Originally posted January 2011
Everyone has their own most disliked management phrase. Mine is probably the use of the word passion in the world of work. I don’t know whether it arose from an over-active marketing executive or is part of a general trend to use words conveying strong emotions in a way where their meaning becomes debased. But when I see a sentence in a recent blog like “we need more love, courage and passion in our workplaces” I cringe (and not only at the potential sexual harassment cases coming my way).
Setting aside its sexual and religious meanings, the most common definitions of passion are “a powerful or compelling emotion” and “a strong or extravagant desire”. Are either of these really the sort of behaviours we expect to see, let alone encourage, in the workplace? And do we want HR people to be “passionate” about our work, as I’ve read recently?
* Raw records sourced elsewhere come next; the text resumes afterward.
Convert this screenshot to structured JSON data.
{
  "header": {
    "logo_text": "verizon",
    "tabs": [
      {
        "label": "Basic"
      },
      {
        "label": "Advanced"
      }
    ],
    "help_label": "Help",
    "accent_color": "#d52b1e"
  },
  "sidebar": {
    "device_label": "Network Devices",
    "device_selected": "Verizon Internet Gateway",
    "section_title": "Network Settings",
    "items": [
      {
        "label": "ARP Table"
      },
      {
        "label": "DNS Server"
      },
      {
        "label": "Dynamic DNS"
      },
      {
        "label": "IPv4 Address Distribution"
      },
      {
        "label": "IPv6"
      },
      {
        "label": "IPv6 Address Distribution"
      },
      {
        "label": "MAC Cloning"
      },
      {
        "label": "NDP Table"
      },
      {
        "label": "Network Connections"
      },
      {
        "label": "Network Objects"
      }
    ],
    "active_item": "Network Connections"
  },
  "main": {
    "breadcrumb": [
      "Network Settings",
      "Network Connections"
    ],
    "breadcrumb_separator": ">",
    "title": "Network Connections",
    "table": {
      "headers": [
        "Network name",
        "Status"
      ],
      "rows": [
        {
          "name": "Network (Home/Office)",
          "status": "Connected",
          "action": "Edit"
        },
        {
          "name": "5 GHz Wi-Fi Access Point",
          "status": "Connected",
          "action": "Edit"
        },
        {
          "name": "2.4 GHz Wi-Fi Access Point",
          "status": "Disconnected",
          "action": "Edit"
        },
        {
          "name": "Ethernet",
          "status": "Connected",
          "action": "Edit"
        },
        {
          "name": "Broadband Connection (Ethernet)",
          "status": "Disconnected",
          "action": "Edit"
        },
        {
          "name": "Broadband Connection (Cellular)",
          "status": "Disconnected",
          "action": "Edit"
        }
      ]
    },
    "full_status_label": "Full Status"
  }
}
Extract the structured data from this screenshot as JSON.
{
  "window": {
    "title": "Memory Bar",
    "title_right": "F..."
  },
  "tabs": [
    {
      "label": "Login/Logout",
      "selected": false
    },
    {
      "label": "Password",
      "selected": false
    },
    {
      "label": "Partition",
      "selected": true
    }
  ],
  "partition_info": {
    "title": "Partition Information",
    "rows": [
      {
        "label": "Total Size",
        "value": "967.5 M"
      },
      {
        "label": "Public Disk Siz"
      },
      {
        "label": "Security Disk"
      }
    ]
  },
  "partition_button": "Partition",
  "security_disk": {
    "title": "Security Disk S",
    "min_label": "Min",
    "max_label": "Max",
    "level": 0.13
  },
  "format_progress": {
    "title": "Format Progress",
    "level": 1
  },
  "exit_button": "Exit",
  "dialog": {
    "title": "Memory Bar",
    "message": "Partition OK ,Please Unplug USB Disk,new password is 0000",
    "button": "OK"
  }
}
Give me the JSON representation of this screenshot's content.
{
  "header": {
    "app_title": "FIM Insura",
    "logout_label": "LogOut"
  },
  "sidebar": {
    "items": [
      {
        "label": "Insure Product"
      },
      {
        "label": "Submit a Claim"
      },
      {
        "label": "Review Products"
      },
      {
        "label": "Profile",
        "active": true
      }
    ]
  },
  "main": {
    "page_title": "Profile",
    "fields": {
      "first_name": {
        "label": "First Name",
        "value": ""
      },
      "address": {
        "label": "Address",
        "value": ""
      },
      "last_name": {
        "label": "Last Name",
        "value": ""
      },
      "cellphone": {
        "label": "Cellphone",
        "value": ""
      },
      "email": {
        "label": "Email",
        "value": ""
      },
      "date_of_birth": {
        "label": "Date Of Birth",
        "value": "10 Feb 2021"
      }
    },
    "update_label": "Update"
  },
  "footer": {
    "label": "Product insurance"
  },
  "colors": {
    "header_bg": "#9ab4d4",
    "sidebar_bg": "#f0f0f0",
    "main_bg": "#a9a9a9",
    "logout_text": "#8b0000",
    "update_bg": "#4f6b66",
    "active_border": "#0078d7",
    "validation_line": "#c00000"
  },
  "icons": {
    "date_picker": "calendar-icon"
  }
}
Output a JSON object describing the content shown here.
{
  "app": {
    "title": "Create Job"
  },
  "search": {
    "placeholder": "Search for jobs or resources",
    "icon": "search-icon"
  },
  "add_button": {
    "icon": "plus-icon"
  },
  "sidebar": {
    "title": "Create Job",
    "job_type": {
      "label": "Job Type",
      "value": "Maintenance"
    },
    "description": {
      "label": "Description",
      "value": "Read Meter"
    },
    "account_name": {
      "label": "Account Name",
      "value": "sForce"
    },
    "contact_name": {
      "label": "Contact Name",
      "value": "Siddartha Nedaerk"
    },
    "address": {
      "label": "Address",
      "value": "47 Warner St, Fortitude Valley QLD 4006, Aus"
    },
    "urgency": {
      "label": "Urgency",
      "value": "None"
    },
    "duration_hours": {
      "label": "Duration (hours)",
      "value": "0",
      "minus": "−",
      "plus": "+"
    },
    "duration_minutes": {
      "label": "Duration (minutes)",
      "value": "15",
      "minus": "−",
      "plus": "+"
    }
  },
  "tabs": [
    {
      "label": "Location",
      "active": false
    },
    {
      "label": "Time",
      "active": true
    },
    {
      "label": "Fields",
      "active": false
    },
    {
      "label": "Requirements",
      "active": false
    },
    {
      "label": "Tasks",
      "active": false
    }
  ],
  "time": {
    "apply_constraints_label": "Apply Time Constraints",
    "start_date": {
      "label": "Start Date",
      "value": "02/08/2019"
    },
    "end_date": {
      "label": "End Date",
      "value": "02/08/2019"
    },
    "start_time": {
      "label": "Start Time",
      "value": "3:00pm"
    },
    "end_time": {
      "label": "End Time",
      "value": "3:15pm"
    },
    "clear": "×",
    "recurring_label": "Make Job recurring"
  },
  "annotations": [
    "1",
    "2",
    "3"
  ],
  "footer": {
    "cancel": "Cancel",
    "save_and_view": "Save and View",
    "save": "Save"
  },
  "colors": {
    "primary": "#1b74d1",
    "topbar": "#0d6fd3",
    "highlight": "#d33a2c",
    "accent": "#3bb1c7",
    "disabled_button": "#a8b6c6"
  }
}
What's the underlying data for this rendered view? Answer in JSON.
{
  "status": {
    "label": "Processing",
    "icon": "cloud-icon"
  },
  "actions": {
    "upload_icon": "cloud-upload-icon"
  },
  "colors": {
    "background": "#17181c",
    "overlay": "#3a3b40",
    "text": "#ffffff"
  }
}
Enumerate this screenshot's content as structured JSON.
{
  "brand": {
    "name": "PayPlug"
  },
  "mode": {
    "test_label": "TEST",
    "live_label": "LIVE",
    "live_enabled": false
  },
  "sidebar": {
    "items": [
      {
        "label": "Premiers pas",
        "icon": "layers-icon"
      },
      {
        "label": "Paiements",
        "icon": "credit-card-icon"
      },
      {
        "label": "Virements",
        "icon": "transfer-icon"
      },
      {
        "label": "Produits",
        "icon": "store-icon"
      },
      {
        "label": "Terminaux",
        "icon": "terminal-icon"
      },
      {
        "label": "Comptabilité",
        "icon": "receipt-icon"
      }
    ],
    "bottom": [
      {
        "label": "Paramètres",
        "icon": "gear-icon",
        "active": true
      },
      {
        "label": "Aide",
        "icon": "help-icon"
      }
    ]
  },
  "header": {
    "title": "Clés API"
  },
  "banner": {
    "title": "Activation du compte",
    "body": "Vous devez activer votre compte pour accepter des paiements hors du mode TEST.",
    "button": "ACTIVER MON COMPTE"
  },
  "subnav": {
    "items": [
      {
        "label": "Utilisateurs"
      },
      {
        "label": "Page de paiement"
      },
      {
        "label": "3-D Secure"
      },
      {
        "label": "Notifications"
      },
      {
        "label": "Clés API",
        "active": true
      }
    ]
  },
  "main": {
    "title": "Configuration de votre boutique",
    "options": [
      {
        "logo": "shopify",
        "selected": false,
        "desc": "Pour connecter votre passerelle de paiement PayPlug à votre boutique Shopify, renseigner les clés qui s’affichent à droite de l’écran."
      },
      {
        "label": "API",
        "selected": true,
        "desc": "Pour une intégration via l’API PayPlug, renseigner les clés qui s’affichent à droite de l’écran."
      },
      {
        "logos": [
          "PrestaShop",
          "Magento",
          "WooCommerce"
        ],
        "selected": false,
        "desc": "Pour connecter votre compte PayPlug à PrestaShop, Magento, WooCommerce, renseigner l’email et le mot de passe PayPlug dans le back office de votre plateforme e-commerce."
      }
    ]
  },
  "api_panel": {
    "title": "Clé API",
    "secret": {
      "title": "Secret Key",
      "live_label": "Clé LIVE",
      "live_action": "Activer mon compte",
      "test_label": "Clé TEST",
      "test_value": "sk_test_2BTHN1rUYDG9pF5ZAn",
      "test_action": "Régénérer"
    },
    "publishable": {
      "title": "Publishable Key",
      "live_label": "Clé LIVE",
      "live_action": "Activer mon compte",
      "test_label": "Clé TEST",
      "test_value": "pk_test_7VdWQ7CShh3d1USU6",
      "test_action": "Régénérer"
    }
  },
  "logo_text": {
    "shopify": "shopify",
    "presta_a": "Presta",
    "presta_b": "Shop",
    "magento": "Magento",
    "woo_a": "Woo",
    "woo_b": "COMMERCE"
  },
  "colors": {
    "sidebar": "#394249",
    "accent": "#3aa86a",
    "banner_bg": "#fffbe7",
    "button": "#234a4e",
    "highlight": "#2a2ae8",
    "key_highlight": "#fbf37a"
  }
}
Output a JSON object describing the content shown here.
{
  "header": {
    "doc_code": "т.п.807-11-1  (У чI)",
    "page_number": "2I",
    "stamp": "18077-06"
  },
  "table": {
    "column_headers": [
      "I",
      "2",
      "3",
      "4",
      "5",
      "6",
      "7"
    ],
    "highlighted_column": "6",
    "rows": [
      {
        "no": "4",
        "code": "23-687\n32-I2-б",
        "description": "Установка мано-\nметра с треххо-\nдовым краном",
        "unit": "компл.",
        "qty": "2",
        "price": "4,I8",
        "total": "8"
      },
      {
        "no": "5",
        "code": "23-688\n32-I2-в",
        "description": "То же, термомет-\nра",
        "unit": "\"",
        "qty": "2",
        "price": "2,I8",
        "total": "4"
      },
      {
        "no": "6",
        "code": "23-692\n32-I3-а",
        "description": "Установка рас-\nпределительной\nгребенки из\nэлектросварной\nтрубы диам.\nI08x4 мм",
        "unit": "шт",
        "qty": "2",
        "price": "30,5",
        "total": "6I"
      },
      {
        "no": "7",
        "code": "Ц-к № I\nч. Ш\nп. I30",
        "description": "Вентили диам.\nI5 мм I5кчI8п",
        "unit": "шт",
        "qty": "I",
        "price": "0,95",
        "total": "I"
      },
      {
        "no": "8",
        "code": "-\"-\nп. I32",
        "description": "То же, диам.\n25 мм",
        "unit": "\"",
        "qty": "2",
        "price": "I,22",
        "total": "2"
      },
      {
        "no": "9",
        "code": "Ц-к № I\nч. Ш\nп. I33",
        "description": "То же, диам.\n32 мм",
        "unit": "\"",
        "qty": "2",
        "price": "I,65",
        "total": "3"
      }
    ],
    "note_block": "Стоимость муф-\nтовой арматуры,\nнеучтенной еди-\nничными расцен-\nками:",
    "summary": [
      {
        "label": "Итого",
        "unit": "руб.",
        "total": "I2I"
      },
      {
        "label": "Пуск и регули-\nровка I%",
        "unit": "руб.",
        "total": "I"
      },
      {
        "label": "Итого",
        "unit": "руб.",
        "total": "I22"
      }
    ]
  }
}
Let me give you an example using a different strong emotion. I’ve just redrafted a time off in lieu policy for a client, under which a small group of staff would be disadvantaged. In consultation, one affected member of staff told the Chief Executive that when she read the new policy she was “angry”. As a friend of mine commented “I get angry about children starving in Africa. I might get a bit annoyed if I didn’t like the way my company had changed one of its policies.”
So let’s be clear. I enjoy working in HR, I often find it fun or stimulating, and I can sometimes become very enthusiastic about aspects of it. But passionate about HR – no!